The PPP did win some seats where settlers had a significant presence while doing remarkably well in constituencies dominated by the locals. The PML-N, on the other hand, did better in urban areas with a sizable population of Punjabi- and Urdu-speaking voters as compared to its showing in the rural parts of southern Punjab.
There is truth in the observation that it is the PPP’s formal embracing of the idea that has given the call for a Seraiki province its verve and drive — more than half a century after our Indian cousins saw logic in smaller provinces ultimately formed on a linguistic basis. Mr Nawaz Sharif’s views notwithstanding, this is the basis on which provinces are going to surface in Pakistan, be it in Punjab or anywhere else.
Since few have been able to oppose it or even stay neutral, it has to be a genuine demand supported by public sentiment as well as logic. There are reports from southern Punjab areas such as Multan which say the people there are confident about being able to secure a province of their own.

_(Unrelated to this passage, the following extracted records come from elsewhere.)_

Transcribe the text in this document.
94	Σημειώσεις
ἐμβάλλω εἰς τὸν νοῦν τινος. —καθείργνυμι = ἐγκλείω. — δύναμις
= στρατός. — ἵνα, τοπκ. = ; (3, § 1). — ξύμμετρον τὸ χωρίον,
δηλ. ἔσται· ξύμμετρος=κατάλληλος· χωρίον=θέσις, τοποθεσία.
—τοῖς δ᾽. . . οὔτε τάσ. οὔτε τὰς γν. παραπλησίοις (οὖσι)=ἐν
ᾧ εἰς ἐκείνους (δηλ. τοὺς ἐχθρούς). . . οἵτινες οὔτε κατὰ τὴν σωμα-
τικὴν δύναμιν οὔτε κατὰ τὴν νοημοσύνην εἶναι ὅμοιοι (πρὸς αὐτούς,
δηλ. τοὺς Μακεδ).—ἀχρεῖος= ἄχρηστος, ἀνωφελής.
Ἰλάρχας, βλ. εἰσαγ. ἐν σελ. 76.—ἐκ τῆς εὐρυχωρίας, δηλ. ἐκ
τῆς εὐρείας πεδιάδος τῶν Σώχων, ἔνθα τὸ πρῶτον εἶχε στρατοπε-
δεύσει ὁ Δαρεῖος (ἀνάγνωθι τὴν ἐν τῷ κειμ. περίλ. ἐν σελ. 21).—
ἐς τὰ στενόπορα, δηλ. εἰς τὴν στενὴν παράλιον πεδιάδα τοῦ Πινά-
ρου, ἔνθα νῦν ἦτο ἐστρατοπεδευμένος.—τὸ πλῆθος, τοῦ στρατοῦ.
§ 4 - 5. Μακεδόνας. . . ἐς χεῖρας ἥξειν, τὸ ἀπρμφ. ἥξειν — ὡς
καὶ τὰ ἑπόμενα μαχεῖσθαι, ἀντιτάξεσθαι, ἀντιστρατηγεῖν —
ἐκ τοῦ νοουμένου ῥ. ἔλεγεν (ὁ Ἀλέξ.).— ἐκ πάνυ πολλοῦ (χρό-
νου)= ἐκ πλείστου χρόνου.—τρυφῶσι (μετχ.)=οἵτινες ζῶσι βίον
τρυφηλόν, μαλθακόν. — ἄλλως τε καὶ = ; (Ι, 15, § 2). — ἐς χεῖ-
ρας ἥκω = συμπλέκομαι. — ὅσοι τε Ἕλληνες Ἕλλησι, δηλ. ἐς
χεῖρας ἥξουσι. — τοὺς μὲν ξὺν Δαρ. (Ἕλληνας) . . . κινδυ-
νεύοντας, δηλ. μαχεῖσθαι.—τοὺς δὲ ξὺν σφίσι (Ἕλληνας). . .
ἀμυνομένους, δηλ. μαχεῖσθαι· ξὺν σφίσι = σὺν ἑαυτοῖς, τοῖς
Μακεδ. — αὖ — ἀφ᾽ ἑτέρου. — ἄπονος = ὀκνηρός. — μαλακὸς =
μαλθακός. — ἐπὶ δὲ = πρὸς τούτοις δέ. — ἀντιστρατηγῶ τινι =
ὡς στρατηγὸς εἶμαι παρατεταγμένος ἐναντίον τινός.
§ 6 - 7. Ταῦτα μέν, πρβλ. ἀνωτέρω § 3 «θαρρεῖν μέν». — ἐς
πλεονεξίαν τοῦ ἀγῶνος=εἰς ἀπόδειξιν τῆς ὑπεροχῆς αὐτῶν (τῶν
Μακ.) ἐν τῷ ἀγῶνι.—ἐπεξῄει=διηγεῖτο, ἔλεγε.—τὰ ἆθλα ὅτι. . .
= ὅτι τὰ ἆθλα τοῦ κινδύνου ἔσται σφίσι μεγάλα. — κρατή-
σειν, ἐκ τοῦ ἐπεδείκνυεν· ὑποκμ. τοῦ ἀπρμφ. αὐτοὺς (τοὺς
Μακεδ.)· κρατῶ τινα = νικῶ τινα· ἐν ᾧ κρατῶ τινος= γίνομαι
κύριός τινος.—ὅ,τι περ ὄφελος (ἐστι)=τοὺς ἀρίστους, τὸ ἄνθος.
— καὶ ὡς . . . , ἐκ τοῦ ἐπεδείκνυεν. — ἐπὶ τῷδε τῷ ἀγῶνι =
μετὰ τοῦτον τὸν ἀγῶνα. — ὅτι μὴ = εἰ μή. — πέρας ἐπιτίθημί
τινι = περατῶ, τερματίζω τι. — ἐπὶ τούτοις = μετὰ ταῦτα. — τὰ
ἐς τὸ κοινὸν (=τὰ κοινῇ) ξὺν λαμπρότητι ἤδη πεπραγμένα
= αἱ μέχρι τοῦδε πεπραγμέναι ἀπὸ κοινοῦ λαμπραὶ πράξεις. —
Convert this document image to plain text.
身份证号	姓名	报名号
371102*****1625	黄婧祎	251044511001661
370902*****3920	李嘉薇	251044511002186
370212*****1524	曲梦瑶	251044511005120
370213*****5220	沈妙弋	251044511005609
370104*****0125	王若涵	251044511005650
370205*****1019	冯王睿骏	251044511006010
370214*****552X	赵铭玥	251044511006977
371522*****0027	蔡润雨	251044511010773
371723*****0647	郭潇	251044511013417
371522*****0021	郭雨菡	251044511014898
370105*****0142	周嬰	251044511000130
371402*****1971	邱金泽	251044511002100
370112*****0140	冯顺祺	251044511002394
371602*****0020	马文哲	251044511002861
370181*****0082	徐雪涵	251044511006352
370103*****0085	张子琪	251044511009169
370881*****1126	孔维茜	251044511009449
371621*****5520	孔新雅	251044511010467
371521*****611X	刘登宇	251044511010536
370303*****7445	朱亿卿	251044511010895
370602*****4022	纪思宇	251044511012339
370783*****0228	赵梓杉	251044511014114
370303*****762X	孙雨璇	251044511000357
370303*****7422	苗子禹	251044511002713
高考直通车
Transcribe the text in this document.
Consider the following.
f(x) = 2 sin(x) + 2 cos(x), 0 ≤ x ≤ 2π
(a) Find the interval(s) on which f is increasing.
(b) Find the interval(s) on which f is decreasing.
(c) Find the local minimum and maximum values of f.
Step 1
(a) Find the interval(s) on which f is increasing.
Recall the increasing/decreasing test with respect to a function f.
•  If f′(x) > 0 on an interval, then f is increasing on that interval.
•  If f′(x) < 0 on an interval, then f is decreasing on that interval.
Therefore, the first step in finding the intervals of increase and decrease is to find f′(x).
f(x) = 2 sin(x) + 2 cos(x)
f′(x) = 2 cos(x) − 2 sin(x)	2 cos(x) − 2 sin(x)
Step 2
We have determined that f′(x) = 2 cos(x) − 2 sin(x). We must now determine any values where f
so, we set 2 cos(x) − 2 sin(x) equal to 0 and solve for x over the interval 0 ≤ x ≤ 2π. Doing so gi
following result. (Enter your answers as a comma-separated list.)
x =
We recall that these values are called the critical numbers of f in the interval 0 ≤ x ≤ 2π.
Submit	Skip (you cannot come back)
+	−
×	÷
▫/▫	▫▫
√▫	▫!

There is a suggestion that the years that have passed since the great migration of 1947 have actually meant that groups have had that much more time to assimilate in a common culture.
In these times of high hopes and expectations, in these times of disillusionment with the existing system, settlers from Punjab’s upper parts are also seen to have become culturally compatible with the ‘locals’, the old measure of intermarriages still acting as a gauge to knowing the level of assimilation. Indeed, many new-generation ‘settlers’ have taken to speaking Seraiki.
These happy estimates from observers are quite contrary to the political news emanating from the area in the past. In all honesty, this assimilation part is yet to be fully probed. The earnest political impetus for a province has recent origins and it is only now that analysts will be drawn to looking at the cultural differences that exist. An analysis of potentially how disruptive they can be is yet to be undertaken. These will have to be reconciled as a new province matures from a dream to a practicable, constitutional option.
At this moment, a lot of work remains to be done, before the constitutional spadework on the matter begins. For one, there is not just one demand but various sets of ideas. Groups in Bahawalpur want a state of their own. Unlike Multan that has to dig deep in history to prove its exclusivity as well as affinity with parts that it now wants included in a Seraiki province, Bahawalpur was a separate state until only half a century ago. And then there are areas such as Dera Ismail Khan in Khyber Pakhtunkhwa whose politicians want a union with the new Seraiki province.
These are as yet disparate claims that could ultimately set in motion a process aimed at a demarcation of the entire country.
Javed Hashmi has 16 provinces in mind. His PML-N colleagues could soon be found repeating elsewhere what they are hearing today in their home province of Punjab.
The writer is Dawn’s resident editor in Lahore.